As we head into the final leg of what feels like an American campaign season, people have been asking to see platforms before they vote for the leader of the United Conservative Party. Most of those people likely won’t be voting in the UCP leadership race but that doesn’t make the question any less important… just less likely to be answered.
An interesting point was brought up today: are businesses likely to make decisions based on a platform without substance like the one Jason Kenney is touting? I’ll admit my initial reaction was to laugh. Businesses, especially large ones, are not a one-person operation; they have boards and shareholders to answer to. However, after careful consideration, this may be one of those circumstances where the lack of a platform is going to be an issue.
|Photo credit: Pressfortruth.ca|
To begin with, the only unknown in the UPC leadership race is Doug Schweitzer and he’s actually put together a fairly informative platform for businesses and individuals regarding taxes and regulations. Both Kenney and Jean, and even Fildebrandt if he actually runs, are known in the political circles of Alberta conservatives. Certainly few have forgotten the Hail Mary from the 5 CEOs a few days before the 2015 election; Alberta businesses and jobs were at stake if voters elected an NDP government.

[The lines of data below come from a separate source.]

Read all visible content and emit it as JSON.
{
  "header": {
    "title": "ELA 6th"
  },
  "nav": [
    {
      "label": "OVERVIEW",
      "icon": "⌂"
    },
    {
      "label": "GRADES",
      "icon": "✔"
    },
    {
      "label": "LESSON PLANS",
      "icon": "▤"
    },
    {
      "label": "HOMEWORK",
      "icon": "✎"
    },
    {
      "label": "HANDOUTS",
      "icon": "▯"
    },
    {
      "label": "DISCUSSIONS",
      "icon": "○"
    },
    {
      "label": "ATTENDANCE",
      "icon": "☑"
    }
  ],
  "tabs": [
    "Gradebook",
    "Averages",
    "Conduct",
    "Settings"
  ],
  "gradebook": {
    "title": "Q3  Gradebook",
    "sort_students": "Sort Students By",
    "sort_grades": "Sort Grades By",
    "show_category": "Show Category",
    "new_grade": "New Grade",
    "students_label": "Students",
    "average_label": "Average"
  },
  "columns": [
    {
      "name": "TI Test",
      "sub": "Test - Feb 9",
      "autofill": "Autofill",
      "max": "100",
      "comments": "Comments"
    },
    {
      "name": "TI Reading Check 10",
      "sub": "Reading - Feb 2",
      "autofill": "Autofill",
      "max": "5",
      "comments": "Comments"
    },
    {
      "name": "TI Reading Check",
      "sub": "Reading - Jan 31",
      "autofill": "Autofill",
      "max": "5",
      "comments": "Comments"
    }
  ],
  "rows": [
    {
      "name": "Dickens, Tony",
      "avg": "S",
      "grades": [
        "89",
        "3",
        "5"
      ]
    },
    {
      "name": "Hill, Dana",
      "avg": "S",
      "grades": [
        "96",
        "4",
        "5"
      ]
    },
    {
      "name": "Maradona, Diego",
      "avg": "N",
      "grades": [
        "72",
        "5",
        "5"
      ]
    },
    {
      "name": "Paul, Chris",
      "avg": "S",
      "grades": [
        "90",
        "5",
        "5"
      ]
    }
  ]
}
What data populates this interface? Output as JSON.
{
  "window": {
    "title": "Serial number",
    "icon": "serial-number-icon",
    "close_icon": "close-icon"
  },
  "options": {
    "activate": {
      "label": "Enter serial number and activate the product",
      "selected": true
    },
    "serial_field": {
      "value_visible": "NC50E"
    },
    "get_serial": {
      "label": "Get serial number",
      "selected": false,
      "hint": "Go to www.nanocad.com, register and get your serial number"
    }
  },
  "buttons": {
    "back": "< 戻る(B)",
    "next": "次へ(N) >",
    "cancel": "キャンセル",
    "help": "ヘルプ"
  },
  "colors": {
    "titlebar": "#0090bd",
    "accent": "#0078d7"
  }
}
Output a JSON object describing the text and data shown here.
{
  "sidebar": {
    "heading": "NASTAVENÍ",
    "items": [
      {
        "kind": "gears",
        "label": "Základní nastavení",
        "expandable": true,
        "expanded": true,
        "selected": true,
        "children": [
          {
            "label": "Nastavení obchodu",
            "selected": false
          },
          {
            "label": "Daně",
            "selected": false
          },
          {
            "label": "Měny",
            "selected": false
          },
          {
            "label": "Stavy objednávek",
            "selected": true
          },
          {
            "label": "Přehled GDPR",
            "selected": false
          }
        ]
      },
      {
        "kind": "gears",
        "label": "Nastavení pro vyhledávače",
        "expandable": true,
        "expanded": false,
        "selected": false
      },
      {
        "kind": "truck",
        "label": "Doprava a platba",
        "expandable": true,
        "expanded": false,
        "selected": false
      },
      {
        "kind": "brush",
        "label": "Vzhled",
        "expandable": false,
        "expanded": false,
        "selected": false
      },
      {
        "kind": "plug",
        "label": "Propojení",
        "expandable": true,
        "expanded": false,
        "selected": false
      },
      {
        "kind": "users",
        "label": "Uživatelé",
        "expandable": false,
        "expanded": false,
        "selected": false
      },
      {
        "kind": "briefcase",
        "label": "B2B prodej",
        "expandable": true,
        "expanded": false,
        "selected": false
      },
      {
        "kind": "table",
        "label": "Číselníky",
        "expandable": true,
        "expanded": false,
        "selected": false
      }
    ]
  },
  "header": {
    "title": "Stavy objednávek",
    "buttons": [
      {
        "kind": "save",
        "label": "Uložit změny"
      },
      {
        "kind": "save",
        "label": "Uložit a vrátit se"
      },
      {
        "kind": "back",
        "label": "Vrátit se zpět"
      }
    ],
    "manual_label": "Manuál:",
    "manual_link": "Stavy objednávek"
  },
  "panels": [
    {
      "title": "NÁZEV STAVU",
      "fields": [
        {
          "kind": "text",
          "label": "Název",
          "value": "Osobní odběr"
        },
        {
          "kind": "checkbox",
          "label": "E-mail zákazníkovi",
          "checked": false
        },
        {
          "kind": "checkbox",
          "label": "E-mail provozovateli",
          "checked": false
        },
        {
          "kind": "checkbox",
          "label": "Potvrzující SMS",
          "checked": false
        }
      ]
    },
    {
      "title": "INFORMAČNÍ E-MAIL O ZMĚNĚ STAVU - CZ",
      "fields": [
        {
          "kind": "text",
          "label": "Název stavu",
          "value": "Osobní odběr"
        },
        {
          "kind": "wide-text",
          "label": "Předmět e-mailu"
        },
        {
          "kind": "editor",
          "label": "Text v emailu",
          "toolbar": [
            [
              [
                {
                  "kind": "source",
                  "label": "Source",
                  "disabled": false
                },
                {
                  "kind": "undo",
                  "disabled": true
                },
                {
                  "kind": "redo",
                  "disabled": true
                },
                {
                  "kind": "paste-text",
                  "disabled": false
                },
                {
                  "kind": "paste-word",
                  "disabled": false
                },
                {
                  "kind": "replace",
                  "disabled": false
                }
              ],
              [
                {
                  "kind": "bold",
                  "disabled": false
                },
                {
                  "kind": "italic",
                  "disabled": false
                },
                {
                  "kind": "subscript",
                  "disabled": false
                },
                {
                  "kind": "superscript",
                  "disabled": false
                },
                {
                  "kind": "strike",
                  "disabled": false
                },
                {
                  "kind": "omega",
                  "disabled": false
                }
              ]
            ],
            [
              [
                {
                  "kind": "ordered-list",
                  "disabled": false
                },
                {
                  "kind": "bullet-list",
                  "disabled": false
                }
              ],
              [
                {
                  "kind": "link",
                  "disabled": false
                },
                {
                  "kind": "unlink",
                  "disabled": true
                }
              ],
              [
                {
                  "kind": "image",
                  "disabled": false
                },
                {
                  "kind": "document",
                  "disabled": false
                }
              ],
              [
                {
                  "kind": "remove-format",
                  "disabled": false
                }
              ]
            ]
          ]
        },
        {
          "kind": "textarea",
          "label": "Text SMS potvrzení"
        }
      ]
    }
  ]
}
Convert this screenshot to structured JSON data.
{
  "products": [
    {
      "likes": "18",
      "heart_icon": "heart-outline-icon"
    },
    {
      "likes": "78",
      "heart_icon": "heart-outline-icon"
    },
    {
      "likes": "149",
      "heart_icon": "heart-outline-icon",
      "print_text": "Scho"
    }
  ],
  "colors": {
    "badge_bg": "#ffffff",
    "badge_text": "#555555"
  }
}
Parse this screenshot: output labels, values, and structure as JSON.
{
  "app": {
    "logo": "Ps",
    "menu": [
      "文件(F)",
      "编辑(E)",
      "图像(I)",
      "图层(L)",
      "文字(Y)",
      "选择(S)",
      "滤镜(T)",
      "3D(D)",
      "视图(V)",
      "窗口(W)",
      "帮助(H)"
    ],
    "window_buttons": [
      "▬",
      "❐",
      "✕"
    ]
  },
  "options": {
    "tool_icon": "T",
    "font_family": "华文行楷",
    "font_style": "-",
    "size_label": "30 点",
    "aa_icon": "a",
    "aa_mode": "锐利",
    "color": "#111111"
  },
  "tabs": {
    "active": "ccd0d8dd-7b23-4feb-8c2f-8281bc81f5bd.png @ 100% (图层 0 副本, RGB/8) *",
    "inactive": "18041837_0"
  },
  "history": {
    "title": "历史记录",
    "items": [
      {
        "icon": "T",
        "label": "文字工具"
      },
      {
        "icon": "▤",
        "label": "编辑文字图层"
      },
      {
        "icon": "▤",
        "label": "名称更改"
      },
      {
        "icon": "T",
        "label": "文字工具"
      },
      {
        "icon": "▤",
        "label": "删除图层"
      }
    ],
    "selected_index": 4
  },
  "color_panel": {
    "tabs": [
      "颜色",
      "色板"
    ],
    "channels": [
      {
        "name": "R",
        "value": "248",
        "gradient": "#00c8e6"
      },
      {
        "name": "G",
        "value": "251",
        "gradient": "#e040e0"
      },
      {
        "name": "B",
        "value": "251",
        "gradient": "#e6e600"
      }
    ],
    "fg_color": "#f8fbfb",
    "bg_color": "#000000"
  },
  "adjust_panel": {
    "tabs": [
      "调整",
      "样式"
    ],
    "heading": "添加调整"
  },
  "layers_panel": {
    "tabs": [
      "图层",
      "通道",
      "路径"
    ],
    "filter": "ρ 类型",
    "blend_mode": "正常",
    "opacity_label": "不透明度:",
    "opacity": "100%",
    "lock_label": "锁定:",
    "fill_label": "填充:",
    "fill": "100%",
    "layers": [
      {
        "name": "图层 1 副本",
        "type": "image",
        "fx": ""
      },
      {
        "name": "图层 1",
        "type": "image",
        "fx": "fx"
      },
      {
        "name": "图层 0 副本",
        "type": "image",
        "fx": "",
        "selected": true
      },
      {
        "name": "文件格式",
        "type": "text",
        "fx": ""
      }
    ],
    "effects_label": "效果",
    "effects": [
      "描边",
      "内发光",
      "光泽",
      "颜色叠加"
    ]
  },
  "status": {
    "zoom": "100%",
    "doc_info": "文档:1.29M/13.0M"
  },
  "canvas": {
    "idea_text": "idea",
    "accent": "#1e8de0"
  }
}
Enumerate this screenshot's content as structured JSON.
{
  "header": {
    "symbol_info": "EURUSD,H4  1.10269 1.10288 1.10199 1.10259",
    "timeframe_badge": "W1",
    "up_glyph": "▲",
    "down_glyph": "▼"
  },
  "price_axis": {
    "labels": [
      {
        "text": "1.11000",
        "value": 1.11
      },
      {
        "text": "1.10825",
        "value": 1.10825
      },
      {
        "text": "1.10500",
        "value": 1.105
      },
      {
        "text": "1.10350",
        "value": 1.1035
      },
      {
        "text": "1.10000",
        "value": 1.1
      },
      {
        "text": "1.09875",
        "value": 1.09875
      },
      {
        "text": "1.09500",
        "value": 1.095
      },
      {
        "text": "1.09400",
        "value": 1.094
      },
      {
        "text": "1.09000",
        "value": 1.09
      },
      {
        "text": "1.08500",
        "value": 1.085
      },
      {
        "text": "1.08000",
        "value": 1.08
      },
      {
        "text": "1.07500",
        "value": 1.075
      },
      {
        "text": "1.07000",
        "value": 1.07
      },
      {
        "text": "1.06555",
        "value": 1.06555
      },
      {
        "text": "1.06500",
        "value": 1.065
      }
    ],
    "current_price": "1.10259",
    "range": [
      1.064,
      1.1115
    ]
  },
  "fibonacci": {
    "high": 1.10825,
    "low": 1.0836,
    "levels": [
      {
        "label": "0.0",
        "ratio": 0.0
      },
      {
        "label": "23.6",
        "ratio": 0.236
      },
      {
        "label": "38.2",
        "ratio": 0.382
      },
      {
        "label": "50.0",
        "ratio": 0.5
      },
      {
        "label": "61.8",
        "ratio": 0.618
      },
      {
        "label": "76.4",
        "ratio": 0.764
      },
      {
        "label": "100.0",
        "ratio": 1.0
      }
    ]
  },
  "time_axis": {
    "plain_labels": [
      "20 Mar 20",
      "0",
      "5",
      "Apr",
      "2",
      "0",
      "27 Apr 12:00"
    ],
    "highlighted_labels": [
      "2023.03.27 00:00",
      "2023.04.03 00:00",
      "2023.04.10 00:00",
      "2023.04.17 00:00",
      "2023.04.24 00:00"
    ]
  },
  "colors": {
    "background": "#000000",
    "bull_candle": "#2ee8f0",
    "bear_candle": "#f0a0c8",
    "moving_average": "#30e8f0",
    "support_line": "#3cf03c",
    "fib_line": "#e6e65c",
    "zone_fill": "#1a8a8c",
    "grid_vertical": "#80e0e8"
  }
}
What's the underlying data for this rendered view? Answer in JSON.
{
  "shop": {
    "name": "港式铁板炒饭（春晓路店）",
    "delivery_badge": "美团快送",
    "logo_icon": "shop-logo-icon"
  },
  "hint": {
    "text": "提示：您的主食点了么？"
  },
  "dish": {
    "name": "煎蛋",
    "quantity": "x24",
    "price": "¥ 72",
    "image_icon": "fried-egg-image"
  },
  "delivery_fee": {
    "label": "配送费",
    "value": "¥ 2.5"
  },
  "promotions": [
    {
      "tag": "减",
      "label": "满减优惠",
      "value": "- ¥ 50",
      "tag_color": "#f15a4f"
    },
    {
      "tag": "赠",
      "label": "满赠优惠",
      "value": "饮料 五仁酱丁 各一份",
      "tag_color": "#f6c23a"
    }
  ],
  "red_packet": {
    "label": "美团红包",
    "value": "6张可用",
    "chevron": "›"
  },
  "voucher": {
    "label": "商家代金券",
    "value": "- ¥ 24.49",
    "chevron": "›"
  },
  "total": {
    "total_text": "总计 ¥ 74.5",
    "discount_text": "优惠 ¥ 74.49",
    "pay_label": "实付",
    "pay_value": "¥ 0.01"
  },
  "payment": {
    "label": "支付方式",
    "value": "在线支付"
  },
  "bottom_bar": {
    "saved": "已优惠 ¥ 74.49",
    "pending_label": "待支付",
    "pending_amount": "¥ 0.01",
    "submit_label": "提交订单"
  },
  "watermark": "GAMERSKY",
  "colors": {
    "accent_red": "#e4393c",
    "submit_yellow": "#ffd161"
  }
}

Mr. Kenney managed to raise over $500,000 prior to October 1, 2016 from 2,129 donors (which is an interesting number considering he only managed to earn 1,113 votes from the “membership“). The final tally for his expenses for the leadership race was just under $1.5 million which means he raised almost another million during the five and a half months of the actual leadership race. While many might look at it as a shady deal, his lack of policy and platform speaks to a lot of people because he says he’s a conservative and he is pro-free-enterprise. Never mind the fact that most Albertans and, honestly, all other political parties in Alberta (even the NDP) are as well.
The narrative, though, has been set and is entrenched in political discourse. The phrase “job killing carbon tax” has been around since 2012, coined by federal conservatives against the NDP. It worked for Kenney’s team then and he has found a very willing audience in Alberta to regurgitate the same talking point. It doesn’t seem to matter to his supporters that a federal carbon tax will be implemented by 2018 if provinces don’t already have one. Add to that narrative the fact that a number of high emission industries in Alberta have been paying a price on carbon since 2007, and you have yet another red herring. No one needs to be deceived by their political representatives but the onus is on the individual to learn the truth.
People often look for someone to blame when times are tough. Change is difficult for a lot of people, especially those who expected their careers to take them through the rest of their lives. The future is not the same as they thought 40 years ago and Alberta has an opportunity to keep up or be left behind. The UCP may be the political party of new but their plans and ideas are years behind the rest of the world. The question is: which direction will the voters in this province take us?